According to the statistics of the World Health Organization (WHO), one of every 8 - 10 women is diagnosed with BC (
5). In Iran, one of every 10 - 15 women are diagnosed with BC. However, the age at the incidence of BC is at least 10 years lower in Iran than in developed countries (
6). In a study performed by Azgomi et al., the incidence of BC was reported to be 26.4 per 100000 Iranian population (
7).
To date, extensive advances in the treatment of BC have resulted in a better response to treatment and have increased the survival of these patients (
8). Nonetheless, there are some factors affecting the mental health of BC patients, including suffering from the disease, family members’ concerns about the future, fear of death, treatment complications, reduced function, probability of deformity, pain, lack of social welfare, and sexual problems (
9-
11). In this context, depression and anxiety disorders emerge in most patients.
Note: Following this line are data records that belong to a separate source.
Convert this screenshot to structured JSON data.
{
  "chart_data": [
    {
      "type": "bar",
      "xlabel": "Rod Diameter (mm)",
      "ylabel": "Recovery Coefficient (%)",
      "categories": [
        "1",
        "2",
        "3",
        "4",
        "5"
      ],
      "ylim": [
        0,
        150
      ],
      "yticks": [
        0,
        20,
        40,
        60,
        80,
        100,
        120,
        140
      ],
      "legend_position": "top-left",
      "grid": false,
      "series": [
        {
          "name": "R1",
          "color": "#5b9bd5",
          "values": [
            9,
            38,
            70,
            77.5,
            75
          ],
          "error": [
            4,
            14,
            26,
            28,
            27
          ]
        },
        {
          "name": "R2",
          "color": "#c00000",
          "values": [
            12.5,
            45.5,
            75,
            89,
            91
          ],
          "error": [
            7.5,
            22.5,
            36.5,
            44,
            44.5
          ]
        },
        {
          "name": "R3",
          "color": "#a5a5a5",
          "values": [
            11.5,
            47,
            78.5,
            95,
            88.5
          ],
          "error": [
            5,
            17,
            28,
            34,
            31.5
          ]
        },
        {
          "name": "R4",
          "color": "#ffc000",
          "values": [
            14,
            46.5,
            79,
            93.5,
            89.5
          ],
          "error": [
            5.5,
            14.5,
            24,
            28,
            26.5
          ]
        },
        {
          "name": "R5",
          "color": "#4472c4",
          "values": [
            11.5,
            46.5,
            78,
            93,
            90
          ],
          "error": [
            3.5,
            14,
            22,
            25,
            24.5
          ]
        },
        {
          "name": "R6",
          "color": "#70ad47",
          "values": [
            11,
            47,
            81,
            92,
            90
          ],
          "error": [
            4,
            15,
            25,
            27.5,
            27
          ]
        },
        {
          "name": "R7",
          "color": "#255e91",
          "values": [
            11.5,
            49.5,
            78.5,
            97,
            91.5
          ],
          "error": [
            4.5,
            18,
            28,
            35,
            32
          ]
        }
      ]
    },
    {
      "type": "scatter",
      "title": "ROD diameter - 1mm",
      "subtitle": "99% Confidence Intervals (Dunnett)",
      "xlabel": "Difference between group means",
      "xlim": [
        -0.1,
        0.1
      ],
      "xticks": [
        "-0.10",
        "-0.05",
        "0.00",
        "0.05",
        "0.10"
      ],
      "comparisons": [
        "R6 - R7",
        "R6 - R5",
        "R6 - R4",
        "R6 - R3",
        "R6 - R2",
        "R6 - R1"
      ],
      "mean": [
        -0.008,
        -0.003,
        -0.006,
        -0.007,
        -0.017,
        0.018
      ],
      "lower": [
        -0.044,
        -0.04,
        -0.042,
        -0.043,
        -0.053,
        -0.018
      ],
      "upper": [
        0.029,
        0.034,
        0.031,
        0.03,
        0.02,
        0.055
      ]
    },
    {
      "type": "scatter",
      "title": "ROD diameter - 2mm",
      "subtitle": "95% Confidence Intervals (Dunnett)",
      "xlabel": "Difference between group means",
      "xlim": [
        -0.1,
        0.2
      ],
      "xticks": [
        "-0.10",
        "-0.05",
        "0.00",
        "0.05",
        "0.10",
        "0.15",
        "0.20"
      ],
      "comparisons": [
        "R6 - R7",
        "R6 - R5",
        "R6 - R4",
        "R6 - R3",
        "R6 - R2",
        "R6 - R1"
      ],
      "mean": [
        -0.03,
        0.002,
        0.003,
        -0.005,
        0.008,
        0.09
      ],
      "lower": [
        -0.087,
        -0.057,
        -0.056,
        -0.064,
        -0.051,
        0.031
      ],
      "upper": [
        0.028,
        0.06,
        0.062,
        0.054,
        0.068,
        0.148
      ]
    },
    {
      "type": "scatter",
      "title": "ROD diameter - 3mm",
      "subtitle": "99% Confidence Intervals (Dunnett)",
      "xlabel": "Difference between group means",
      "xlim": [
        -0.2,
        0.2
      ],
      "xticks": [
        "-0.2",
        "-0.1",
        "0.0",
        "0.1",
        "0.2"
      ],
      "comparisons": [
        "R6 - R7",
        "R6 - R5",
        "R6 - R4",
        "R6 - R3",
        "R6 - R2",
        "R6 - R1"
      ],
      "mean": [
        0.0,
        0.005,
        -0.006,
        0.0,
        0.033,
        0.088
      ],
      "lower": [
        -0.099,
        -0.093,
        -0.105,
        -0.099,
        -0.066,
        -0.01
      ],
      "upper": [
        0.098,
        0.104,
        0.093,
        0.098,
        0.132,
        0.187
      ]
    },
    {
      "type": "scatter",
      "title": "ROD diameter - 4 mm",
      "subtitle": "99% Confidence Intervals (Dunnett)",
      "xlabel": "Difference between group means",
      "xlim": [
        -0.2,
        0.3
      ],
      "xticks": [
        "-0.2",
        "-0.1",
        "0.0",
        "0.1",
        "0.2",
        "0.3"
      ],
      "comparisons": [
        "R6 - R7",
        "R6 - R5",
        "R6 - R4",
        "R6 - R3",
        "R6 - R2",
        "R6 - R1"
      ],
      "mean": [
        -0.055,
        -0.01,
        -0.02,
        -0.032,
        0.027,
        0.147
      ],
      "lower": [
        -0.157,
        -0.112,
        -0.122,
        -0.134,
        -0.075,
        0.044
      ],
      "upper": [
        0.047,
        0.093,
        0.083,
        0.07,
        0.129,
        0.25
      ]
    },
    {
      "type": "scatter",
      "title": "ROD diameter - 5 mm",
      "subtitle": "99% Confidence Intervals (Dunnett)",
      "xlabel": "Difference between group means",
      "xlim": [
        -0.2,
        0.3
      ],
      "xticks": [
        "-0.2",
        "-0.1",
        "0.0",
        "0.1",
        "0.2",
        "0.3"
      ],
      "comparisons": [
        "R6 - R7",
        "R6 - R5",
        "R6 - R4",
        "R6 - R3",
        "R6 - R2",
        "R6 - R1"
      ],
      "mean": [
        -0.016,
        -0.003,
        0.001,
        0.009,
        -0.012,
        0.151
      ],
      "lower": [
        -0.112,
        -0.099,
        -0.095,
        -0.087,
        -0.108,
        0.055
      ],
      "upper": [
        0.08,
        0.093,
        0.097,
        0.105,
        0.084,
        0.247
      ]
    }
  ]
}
Studies have shown that depression and anxiety are the most common problems that appeared in cancer patients (
12,
13). Severe depression often causes the patients to spend the rest of their lives waiting for death (
14). Moreover, studies have shown a higher prevalence of anxiety and depression in patients with BC than in patients with other types of cancer. Many BC women experience mild-to-severe symptoms of the disease, such as anxiety, depression, and feeling of hostility (
15). In fact, BC increases the risk of depression and anxiety in such groups when compared to the general population (
16). In some studies, the risk of major depression in patients with BC was twice that in the general population (
17). Additionally, a previous study indicated that the risk of death was higher in adults with cancer suffering from depression (
18).
Long-term anxiety and depression in patients with BC can reduce their well-being and negatively affect the effectiveness of the recovery process (
19). Therefore, such patients cannot easily return to their normal lives due to stress and psychological anxiety while depression could affect their immune system (
20). Depression is a risk factor for reducing the survival of cancer patients and an important factor in treating patients who deny their disease. Anxiety and depression can also affect patients’ psychological status, quality of life, immune system, life expectancy, disease progression, treatment efficiency, and length of hospitalization (
21,
22).
In Iran, there are several studies assessing depression among cancer patients (
23,
24). Since BC is the most important malignancy in women and no systematic review has examined its prevalence among women with BC, the present systematic review aimed to address this epidemiological gap.